The years before 1913 were crucial for Gestel's artistic development. Because of new influences from Paris, he had started experimenting with new ways of expressing himself. The luminist years (1909-1910) were left behind, as was the short-lived influence of Kees van Dongen, whose work he had seen on an earlier visit to Paris in 1910. Inspired by these foreign examples, Gestel would finally realize his potential. And from 1911 onwards his individual mix of fauvist, cubist and futurist influences would bring him great success as one of the three leading modernists together with Jan Sluijters and Piet Mondriaan. According to A.B. Loosjes-Terpstra, his best work is executed around 1913. She writes: ‘1913 was a very fruitful year. In the spring of 1913, the painter summarized, in a large retrospective exhibition, his complete development until then’.
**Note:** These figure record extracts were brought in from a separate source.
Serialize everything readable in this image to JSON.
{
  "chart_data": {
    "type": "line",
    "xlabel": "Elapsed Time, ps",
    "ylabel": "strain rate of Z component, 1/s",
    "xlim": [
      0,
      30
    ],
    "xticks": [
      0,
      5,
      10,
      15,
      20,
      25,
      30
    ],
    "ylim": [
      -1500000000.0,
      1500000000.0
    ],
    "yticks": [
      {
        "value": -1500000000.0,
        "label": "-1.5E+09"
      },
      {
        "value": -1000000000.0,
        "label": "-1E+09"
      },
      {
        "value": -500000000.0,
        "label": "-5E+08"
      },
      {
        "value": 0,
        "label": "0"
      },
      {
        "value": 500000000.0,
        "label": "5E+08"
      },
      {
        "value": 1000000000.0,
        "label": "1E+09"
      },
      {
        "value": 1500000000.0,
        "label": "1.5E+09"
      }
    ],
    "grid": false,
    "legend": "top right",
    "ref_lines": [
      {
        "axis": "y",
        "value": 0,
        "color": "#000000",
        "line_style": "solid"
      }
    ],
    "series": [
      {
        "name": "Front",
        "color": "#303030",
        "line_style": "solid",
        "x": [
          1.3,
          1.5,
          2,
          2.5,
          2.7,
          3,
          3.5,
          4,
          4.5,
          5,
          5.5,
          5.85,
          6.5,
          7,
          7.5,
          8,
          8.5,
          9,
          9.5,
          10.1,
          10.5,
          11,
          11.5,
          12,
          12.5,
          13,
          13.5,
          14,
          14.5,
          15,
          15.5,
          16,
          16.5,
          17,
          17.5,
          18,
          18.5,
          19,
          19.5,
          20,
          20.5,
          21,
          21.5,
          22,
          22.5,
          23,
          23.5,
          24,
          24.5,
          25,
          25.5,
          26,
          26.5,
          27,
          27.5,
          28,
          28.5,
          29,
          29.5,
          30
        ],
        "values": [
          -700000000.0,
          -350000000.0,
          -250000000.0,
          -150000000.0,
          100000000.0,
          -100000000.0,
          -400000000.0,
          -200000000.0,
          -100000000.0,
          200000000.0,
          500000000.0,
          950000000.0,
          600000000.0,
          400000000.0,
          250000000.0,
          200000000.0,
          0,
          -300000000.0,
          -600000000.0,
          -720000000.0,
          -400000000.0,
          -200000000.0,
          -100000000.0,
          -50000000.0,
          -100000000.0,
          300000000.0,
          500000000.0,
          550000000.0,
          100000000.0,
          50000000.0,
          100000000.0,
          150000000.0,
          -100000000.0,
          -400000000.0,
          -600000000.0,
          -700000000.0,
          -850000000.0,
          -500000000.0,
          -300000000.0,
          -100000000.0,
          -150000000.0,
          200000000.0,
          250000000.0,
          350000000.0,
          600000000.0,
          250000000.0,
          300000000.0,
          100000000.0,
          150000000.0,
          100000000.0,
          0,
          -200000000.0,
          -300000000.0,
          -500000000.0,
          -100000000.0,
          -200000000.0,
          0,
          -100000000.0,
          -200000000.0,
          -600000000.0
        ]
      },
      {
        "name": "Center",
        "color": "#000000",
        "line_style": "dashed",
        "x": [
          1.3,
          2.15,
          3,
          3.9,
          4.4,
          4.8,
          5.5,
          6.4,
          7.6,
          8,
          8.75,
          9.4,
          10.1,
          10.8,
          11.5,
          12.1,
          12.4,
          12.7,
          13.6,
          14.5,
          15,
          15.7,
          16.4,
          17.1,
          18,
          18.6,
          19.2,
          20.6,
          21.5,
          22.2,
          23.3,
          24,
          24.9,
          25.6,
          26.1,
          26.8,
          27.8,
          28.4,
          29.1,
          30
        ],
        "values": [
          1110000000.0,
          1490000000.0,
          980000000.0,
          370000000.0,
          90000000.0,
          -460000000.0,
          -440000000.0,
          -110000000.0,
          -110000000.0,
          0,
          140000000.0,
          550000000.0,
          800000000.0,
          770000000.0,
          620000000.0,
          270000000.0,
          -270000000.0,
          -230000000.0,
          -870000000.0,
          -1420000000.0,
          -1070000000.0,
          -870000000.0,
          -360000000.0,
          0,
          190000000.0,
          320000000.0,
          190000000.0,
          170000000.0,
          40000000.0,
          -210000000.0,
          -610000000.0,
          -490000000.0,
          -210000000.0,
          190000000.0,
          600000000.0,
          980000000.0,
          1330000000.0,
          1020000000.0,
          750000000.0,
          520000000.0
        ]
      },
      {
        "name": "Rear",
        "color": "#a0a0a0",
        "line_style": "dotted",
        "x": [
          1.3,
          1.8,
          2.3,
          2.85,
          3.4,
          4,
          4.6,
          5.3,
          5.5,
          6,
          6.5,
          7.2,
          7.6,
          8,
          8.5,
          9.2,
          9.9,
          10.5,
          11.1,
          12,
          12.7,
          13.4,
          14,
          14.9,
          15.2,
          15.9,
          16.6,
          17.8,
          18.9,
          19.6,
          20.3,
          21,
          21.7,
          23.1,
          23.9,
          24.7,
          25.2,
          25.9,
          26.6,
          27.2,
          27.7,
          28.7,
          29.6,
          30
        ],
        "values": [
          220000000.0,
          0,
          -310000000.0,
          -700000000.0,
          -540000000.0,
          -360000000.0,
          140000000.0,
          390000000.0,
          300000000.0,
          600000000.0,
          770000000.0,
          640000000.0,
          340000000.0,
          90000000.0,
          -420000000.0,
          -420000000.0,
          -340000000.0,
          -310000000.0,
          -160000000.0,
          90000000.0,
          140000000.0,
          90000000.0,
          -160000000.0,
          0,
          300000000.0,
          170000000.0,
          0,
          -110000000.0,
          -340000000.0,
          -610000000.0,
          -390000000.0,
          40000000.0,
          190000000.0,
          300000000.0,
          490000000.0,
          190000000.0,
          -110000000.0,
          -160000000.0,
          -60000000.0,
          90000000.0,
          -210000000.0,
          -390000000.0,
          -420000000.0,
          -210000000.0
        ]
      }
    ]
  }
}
During summer Gestel used to go the rural country side of Bergen where he focused on his development as an artist by taking the landscape as his subject. During the summer of 1913, after his recent successes, he painted the present lot in his by then mature cubist style. The soft greens, yellows and purples flow perfectly together constructing this beautiful extensive landscape. Gestel was so inspired during this summer that he did not want to wait a whole year to paint outside, as winter time simply was too cold in The Netherlands. Initially he wanted to spend the winter months on the Canarian Islands, but costs were too high. Jan Toorop advised him to contact William Degouve de Nuncques who spent two years in Mallorca. In January 1914 Leo Gestel went, together with his wife and the artists Else Berg and Mommie Schwarz to Mallorca with the intention of painting en plein air. Piet Boendermaker and his wife, important collectors of modern art at the time, joined them soon after. The present work was part of this famous collection of Piet Boendermaker.